Scenario: you’re using opensource software and you aren’t donating yet, however you have enough money left over every month to do so. Something(s) is holding you back from donating. Think about what that is and what would have to change for you to change that.


Technically, nothing. I do not get much of disposable income and I did donate to 2 projects that are my favorites. Others are on the way, but not sure when I will be able to in near future. I really want to support them.
What would stop me from donating is frequency of how I use that particular project. Say, I run uptime kuma. In reality I barely use it and no one except me even knows that I run one. I might as well just disable it and nothing would change in my setup. There is not a single service integral to my setup that I need to inform my users (there are like 2.5) to check uptime of.

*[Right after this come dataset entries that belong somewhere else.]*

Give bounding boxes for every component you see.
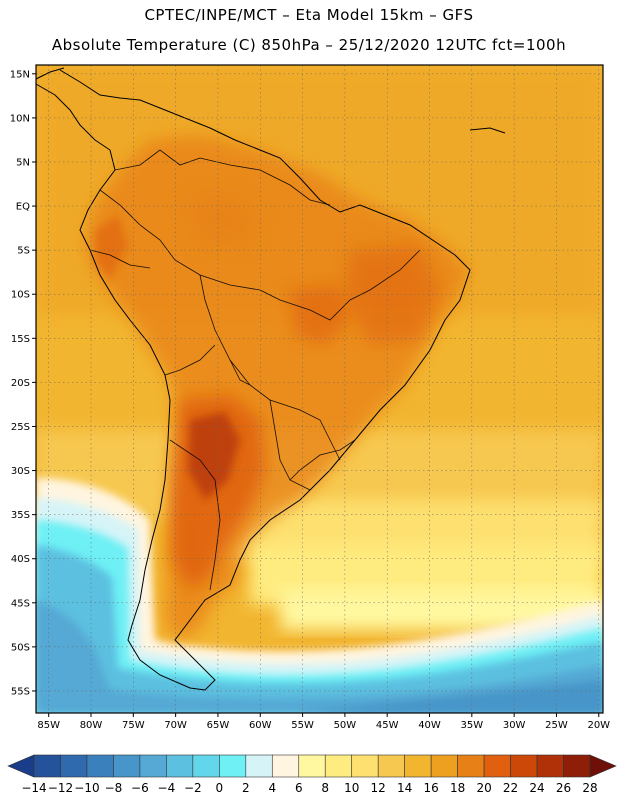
- colorbar-label: 6: [295, 781, 303, 795]
- colorbar-label: 26: [556, 781, 571, 795]
- colorbar-label: 12: [371, 781, 386, 795]
- lat-tick-label: 5S: [17, 246, 30, 257]
- colorbar-label: 16: [424, 781, 439, 795]
- lat-tick-label: 40S: [11, 554, 30, 565]
- coastline: [35, 67, 506, 691]
- colorbar-label: −6: [131, 781, 149, 795]
- lat-tick-label: 5N: [16, 157, 30, 168]
- colorbar-swatch: [86, 754, 114, 778]
- colorbar-label: −14: [21, 781, 46, 795]
- colorbar-label: 28: [582, 781, 597, 795]
- colorbar-swatch: [563, 754, 591, 778]
- colorbar-swatch: [245, 754, 273, 778]
- colorbar-swatch: [192, 754, 220, 778]
- lon-tick-label: 30W: [503, 720, 526, 731]
- lat-tick-label: 45S: [11, 598, 30, 609]
- lon-tick-label: 80W: [80, 720, 103, 731]
- lat-tick-label: 55S: [11, 686, 30, 697]
- lon-tick-label: 40W: [418, 720, 441, 731]
- colorbar-overflow-triangle: [589, 754, 617, 778]
- colorbar-label: −8: [105, 781, 123, 795]
- map-title-line2: Absolute Temperature (C) 850hPa – 25/12/…: [51, 36, 567, 54]
- lon-tick-label: 25W: [545, 720, 568, 731]
- colorbar-swatch: [60, 754, 88, 778]
- colorbar-swatch: [166, 754, 194, 778]
- colorbar-swatch: [351, 754, 379, 778]
- colorbar-swatch: [324, 754, 353, 778]
- longitude-axis: 85W 80W 75W 70W 65W 60W 55W 50W 45W 40W 35W 30W 25W 2…: [37, 713, 610, 731]
- colorbar-swatch: [536, 754, 564, 778]
- temperature-field: [36, 65, 603, 713]
- colorbar-swatch: [113, 754, 141, 778]
- lon-tick-label: 45W: [376, 720, 399, 731]
- colorbar-swatch: [139, 754, 167, 778]
- lat-tick-label: 30S: [11, 466, 30, 477]
- lat-tick-label: 50S: [11, 642, 30, 653]
- lon-tick-label: 50W: [334, 720, 357, 731]
- colorbar-label: −2: [184, 781, 202, 795]
- lat-tick-label: 20S: [11, 378, 30, 389]
- lat-tick-label: 10N: [10, 113, 30, 124]
- colorbar-label: 22: [503, 781, 518, 795]
- lat-tick-label: 10S: [11, 290, 30, 301]
- lat-tick-label: 35S: [11, 510, 30, 521]
- colorbar-swatch: [219, 754, 247, 778]
- colorbar-swatch: [510, 754, 538, 778]
- colorbar-swatch: [483, 754, 511, 778]
- colorbar-label: −4: [158, 781, 176, 795]
- colorbar-swatch: [430, 754, 458, 778]
- latitude-axis: 15N 10N 5N EQ 5S 10S 15S 20S 25S 30S 35S 40S 45S 50S 5…: [10, 69, 36, 697]
- colorbar-swatch: [271, 754, 300, 778]
- lon-tick-label: 35W: [461, 720, 484, 731]
- lat-tick-label: 25S: [11, 422, 30, 433]
- colorbar-label: −12: [48, 781, 73, 795]
- map-frame: [35, 64, 604, 714]
- lat-tick-label: 15S: [11, 334, 30, 345]
- lon-tick-label: 85W: [37, 720, 60, 731]
- colorbar-label: 20: [476, 781, 491, 795]
- colorbar-swatch: [33, 754, 61, 778]
- colorbar-swatch: [457, 754, 485, 778]
- lat-tick-label: EQ: [16, 202, 30, 213]
- lon-tick-label: 70W: [164, 720, 187, 731]
- lon-tick-label: 60W: [249, 720, 272, 731]
- colorbar-label: 8: [321, 781, 329, 795]
- colorbar-label: 24: [529, 781, 544, 795]
- lon-tick-label: 55W: [291, 720, 314, 731]
- colorbar-label: 4: [268, 781, 276, 795]
- colorbar-label: 0: [216, 781, 224, 795]
- colorbar-label: −10: [74, 781, 99, 795]
- colorbar-label: 18: [450, 781, 465, 795]
- colorbar-underflow-triangle: [7, 754, 35, 778]
- colorbar-label: 10: [344, 781, 359, 795]
- lon-tick-label: 65W: [207, 720, 230, 731]
- colorbar: −14 −12 −10 −8 −6 −4 −2 0 2 4 6 8 10 12 14 16 18 20 22 24 26…: [7, 754, 617, 795]
- colorbar-label: 2: [242, 781, 250, 795]
- lon-tick-label: 75W: [122, 720, 145, 731]
- colorbar-swatch: [298, 754, 326, 778]
- country-borders: [89, 149, 421, 591]
- colorbar-swatch: [377, 754, 405, 778]
- graticule: [36, 65, 603, 713]
- lon-tick-label: 20W: [587, 720, 610, 731]
- map-title-line1: CPTEC/INPE/MCT – Eta Model 15km – GFS: [144, 6, 474, 24]
- colorbar-swatch: [404, 754, 432, 778]
- lat-tick-label: 15N: [10, 69, 30, 80]
- colorbar-label: 14: [397, 781, 412, 795]
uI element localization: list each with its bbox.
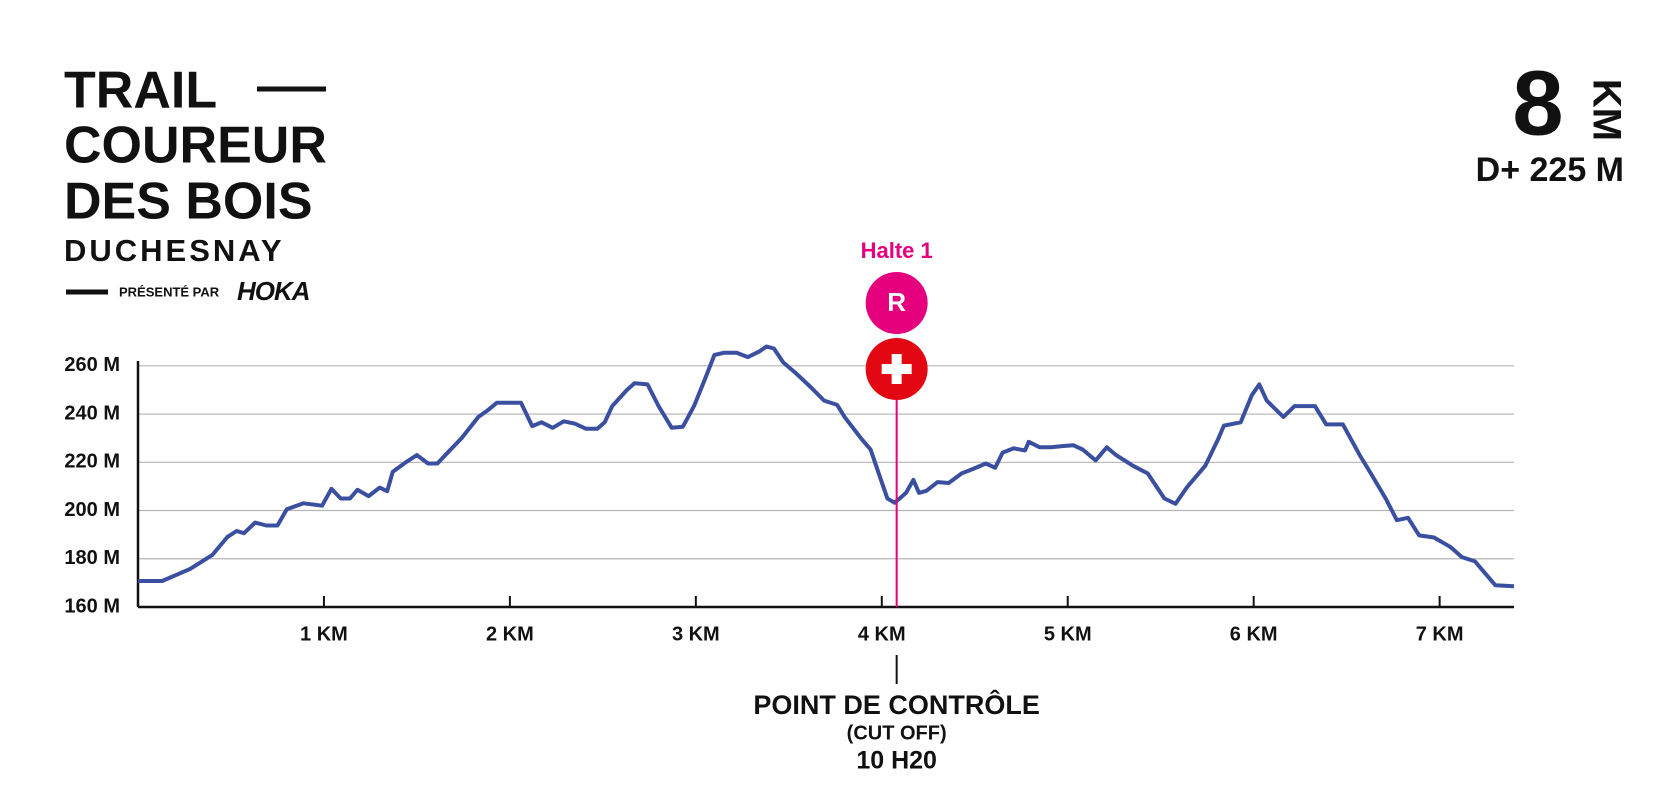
logo-text: COUREUR	[64, 117, 327, 175]
x-tick-label: 2 KM	[486, 623, 534, 645]
elevation-line	[138, 344, 1515, 589]
distance: 8	[1512, 52, 1563, 154]
logo-text: TRAIL	[64, 62, 217, 120]
x-tick-label: 4 KM	[858, 623, 906, 645]
distance-unit: KM	[1584, 79, 1628, 141]
station-icon	[865, 272, 928, 334]
y-tick-label: 260 M	[64, 354, 120, 376]
x-tick-label: 1 KM	[300, 623, 348, 645]
x-tick-label: 3 KM	[672, 623, 720, 645]
y-tick-label: 200 M	[64, 499, 120, 521]
y-tick-label: 220 M	[64, 451, 120, 473]
logo-text: DUCHESNAY	[64, 233, 285, 268]
presented-text: PRÉSENTÉ PAR	[119, 284, 220, 299]
x-tick-label: 5 KM	[1044, 623, 1092, 645]
station-icon-label: R	[887, 287, 906, 317]
y-tick-label: 180 M	[64, 547, 120, 569]
elevation-gain: D+ 225 M	[1476, 151, 1624, 189]
aid-cross	[881, 364, 912, 374]
logo-text: DES BOIS	[64, 173, 313, 231]
x-tick-label: 6 KM	[1230, 623, 1278, 645]
station-name: Halte 1	[861, 238, 933, 263]
y-tick-label: 160 M	[64, 595, 120, 617]
checkpoint-text: POINT DE CONTRÔLE	[753, 689, 1040, 720]
y-tick-label: 240 M	[64, 402, 120, 424]
checkpoint-text: (CUT OFF)	[847, 722, 947, 744]
checkpoint-text: 10 H20	[856, 747, 937, 775]
sponsor-logo: HOKA	[237, 276, 310, 306]
x-tick-label: 7 KM	[1416, 623, 1464, 645]
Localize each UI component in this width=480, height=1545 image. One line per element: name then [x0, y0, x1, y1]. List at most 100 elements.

As another example, Tailscale will skip my donation. A useful thing, yes. They have paid memberships and their free tier is barebones WG setup that is just easy to do. They are getting paid by commerial users. They dont need my 50 euros as much as say Jellyfin does.
The other point to skip donating would be vibe coding. I doubt vibe coding project will be updated enough, will be secure, and generally a solid projects. Everything I’ve seen so far is either abandoned fast, has some major vulnerabilities, or does something that other projects have already figured out. I skip even trying these.
Other than that, if I’d have a disposable income that I can spend on anything, I’d donate to all (F)OSS that I use. The community rocks and we should support good software anyway.